Alibaba — Taobao Classmates
Tabao’s ultimate goal is to have every business to sell products, physical or virtual, on its online marketplace. Nobody would feel surprised at the launch of a marketplace for selling online courses or offline events recently but wonder what took it so long.
It is reported that the sales of education-related products on Taobao before the launch of Taobao Classmates was one billion yuan (about $160 mn) in the first half of 2013.
Different from other Taobao markets, Taobao Classmates enables video playback and live streaming. As setting up and operating a Classmates store is in the same way with that for all other Taobao stores, it’s safe to say Taobao wouldn’t directly charge store owners. Nevertheless, Taobao will be able to make revenues from paid searches, display advertising, virtual furniture or tools for stores, or transaction-based commissions charged by Alipay.
YY tries to expand its online rich-media interactive business from music show to other categories, talk show, game broadcasting, and education. It’s existing infrastructure is enough for teachers to give live classes, interact with students real-time through text and voice messages and take payments.

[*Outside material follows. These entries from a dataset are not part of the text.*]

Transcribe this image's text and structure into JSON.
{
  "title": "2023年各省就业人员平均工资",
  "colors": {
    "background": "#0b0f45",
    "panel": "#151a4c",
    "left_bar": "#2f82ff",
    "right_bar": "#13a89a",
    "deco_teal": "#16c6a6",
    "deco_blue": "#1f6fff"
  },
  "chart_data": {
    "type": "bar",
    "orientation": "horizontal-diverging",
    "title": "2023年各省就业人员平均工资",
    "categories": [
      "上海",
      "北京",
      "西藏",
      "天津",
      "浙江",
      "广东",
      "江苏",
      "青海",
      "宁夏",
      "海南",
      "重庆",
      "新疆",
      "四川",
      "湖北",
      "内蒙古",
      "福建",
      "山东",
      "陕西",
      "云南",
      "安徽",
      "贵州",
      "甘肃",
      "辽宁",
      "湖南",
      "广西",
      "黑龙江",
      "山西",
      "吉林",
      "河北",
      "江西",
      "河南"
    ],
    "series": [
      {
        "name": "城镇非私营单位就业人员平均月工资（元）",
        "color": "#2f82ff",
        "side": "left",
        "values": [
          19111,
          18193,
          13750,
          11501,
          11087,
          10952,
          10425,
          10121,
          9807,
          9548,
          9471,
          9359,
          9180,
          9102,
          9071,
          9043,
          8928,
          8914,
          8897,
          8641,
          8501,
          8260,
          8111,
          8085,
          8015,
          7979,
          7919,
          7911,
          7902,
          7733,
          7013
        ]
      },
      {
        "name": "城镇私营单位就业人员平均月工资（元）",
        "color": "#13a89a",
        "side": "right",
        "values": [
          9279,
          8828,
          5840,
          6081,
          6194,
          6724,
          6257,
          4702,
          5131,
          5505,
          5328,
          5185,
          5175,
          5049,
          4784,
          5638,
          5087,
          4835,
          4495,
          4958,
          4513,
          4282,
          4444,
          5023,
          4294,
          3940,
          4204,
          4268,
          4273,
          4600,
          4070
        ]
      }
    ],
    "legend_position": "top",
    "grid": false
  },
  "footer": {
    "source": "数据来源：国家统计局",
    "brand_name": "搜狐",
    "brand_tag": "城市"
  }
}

The music show business is a major revenue driver for YY that the company takes cuts of virtual item sales. Eric He, YY’s CFO, estimated YY Education could generate revenues in two years during Q2 2013 earnings conference call. His pointed out that YY Music started monetization in 2011 and accounted for 30% of the company’s total revenues in 2012.
William Ding, CEO of NetEase, has been bullish on online education. His company, with over 90% of the total revenues from online games though, tapped into online education as early as in 2010 with a launch of Open Courses program which provides educational videos for free. It licensed recorded video courses from US universities and hired translators to add Chinese subtitles. Coursera’s courses for users in China are hosted by Netease.
In late 2012 the company launched Cloud Class, a platform for users to take online classes and literally study there. Youdao Dictionary, an digital dictionary under Netease, also has a feature for Chinese users to learn foreign languages.
Baidu launched a separate search service for education in the past July. Not only does it return online course results but also the offline classes. Like always, search services must benefit from the educational revolution that is brewing in China in terms of advertising revenues.
91, one of the leading app distributors in China that is acquired by Baidu, has built a platform, 91UP, for educational apps and online courses.